Le film est emporté par l'extraordinaire humanité des personnages ce qui n'empêche pas Sean Baker de faire une remarquable utilisation de l'ellipse et du hors champ.
The Florida project
Sean Baker, dans les interstices de l'horrible cité Florida (Project se traduit ici par cité et non par projet), trouve des lieux de poésie classiques (les couchers de soleils, le feu d'artifice vu de loin) ou insoupçonnés (les hautes herbes des maisons abandonnées et le champ avec des vaches paisibles pas très loin).
Les personnages principaux sont particulièrement bien dessinés et originaux : la vitalité et l'intelligence de Moonee ; l'innocence la liberté et la joie de vivre de Halley, post-adolescente indomptable et mère aimante mais dangereuse pour sa fille ; la parfaite droiture de Bobby, gérant ange-gardien de ce petit monde de clients très pauvres qui fréquentent l'hôtel. Mais les seconds rôles sont aussi tous trés attachants ainsi Ashley, la mère de Scooty ; Stacy, la grand-mère de Jancey ou Gloria, la vieille femme impudique. Les hommes s'en tirent moins bien tant, peut-être, la figure de Bobby sert de contrepoids : Narek le propriétaire, John le client volé, ou le pédéraste qui rode autour du motel.
Ellipses et hors champ
Le récit d'une chronique d'une petite communauté est rendu plus émouvant par l'utilisation de l'ellipse et du hors-champ. Il y a d'abord l'ellipse amusante de la panne électrique une fois les enfants entrés dans le local interdit. Seule la vidéo de surveillance, regardée par Bobby, donnera le fin mot (pressenti) de cette panne. Plus subtile, l'ellipse du vol des bracelets Disney dans le sac de John. On ne comprend ainsi pas ce qu'Halley tente de revendre auprès d'une femme qui la soupçonne d'être une voleuse. Lorsqu'elle parvient à vendre les bracelets d'entrée auprès d'un touriste, on pense que celui-ci va se faire arnaquer. Mais non, on comprend enfin, seulement lorsque John vient faire scandale, que c'est lui qui s'est initialement fait voler les quatre bracelets. Bobby n'aura pas de mal à lui faire entrevoir que tout révéler à sa femme serait la conséquence d'une plainte à la police.

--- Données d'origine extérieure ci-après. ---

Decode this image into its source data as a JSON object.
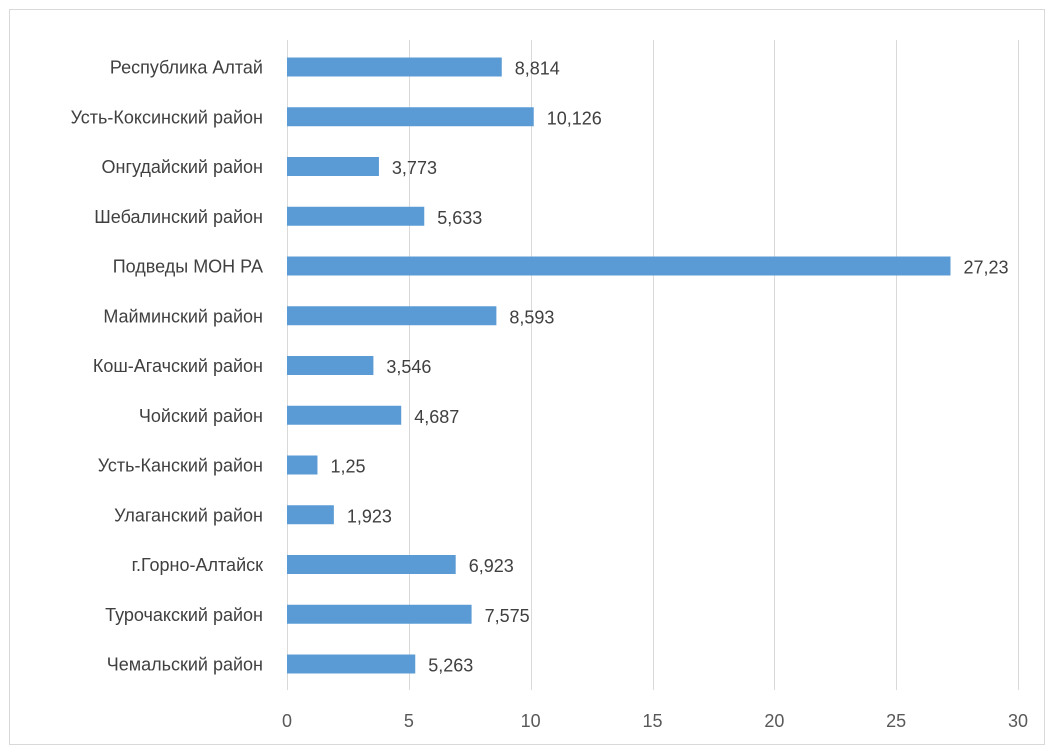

Le hors-champ est utilisé avec grâce lors des scènes de prostitution. Sans continuité diégétique intervient en effet une longue scène de bain innocente de Moonee, étrangement sage, coiffant son petit poney de plastique. Par deux fois se répète la scène de bain avant qu'un client n'ouvre la porte de la salle de bain par mégarde. On comprend par le simple geste de Moonee de tirer encore un peu inutilement le rideau qu'elle a compris ce qui se passait à côté, et depuis le début, d'où sa tranquillité dans le bain ; une façon de masquer son angoisse. Terriblement lucide, cruel et désespéré.
Jean-Luc Lacuve , le 6 janvier 2018.